CAMBIO DI IDENTITÀ DEL CLUB – «È solo un’evoluzione, qualcosa che era inevitabile. Quando vedi che la Juve cambia logo, che certi stadi cambiano nome, che i club cambiano città del tutto, non è una sorpresa. C’è stato un cambio di nome e un cambio di logo. Questo non significa che dimenticheremo quello che è successo prima, né che tutto cambierà. Questa è, ancora una volta, solo un’evoluzione. Trovo che il nuovo logo rappresenti un po’di più la città, mentre quello vecchio forse rappresentava un po’ di più il club. Il club sta cercando di cambiare la sua identità, la sua filosofia … Come ha detto il presidente, ci saranno sempre persone deluse, perché non puoi accontentare tutti, ma è nella logica del ‘tempo
PRIMI MESI A MONTREAL – «Mi sento come se avessi già vissuto cinque stagioni in una. Sappiamo quanto sia importante la preparazione in una stagione, e lì abbiamo iniziato, poi ci siamo fermati, poi abbiamo ricominciato, poi ci siamo fermati di nuovo. Il governo canadese è stato molto più severo del governo degli Stati Uniti riguardo a Covid. Quest’estate, ad esempio, abbiamo giocato un torneo chiamato “MLS is Back” in Florida. Ci siamo presentati con un mese di allenamento in meno rispetto a tutte le altre squadre. Ci sono state anche diverse fasi per il recupero. Durante il primo non ti era permesso entrare in contatto e non dovevano esserci più di otto giocatori a metà campo. Quindi prepari una squadra così e poi giocherai un torneo. Non è facile».

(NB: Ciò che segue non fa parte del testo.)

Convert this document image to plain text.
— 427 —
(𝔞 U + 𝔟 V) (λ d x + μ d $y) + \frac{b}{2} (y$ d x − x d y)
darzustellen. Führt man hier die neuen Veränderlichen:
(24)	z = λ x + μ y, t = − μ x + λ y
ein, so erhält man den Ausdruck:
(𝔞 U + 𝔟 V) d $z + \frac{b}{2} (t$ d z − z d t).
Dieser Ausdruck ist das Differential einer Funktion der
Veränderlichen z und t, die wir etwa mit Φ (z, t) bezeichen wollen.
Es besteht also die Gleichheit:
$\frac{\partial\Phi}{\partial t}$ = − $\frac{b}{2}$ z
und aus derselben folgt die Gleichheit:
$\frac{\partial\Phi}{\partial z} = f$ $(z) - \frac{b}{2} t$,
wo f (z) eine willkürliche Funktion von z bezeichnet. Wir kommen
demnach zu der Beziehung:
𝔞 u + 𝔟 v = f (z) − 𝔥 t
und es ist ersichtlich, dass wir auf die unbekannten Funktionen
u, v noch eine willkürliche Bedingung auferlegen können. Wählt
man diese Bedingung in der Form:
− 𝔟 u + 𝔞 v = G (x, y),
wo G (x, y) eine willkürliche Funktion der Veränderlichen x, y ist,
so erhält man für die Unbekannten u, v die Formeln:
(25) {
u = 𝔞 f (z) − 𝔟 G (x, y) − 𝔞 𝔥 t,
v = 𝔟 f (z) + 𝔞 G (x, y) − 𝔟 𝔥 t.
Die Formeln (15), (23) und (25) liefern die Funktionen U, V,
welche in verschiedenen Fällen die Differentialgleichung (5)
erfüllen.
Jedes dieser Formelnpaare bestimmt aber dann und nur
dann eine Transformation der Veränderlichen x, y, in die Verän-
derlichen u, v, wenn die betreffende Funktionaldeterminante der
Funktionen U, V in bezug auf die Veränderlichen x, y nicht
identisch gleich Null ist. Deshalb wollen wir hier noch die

CONCETTI – «Chiedevo alla mia squadra di pressare, di partire da dietro, di giocare più in alto, ma se non ti alleni è dura. Per esprimere un intero gioco, devi avere le gambe. A un certo punto è stato difficile, quindi abbiamo dovuto esaminare qualcos’altro. Non mi lamento, sono solo fatti, ma abbiamo anche dovuto giocare tutte le nostre trasferte, perché le squadre americane non potevano venire a giocare in Canada. Così siamo andati a giocare ai nostri giochi nel New Jersey. Il Covid ci ha messo, come tutti, in una situazione difficile, e sappiamo che ci sarà un prima e un dopo, che è un momento della storia. Per alcune partite ci siamo ritrovati con 14 giocatori di cui due portieri . Ma, in ogni caso, l’esperienza mi ha arricchito perché da allenatore mi sono trovato di fronte a nuove situazioni e abbiamo dovuto adattarci. A livello umano, ho imparato molto perché eravamo tutti nella stessa situazione. Normalmente, durante l’anno, sei nella tua quotidianità, pensi alla tua squadra, i giocatori pensano a giocare, entri un po’ meno nello staff, sotto l’aspetto mentale. Lì, abbiamo dovuto parlare tra di noi. Dal punto di vista sportivo, l’obiettivo minimo era quello di fare gli spareggi e di avere un’identità di gioco assertiva. È sempre stato straordinario? No, ma siamo comunque riusciti a fare gli spareggi e ad uscirne crescendo ed adattandoci alla situazione».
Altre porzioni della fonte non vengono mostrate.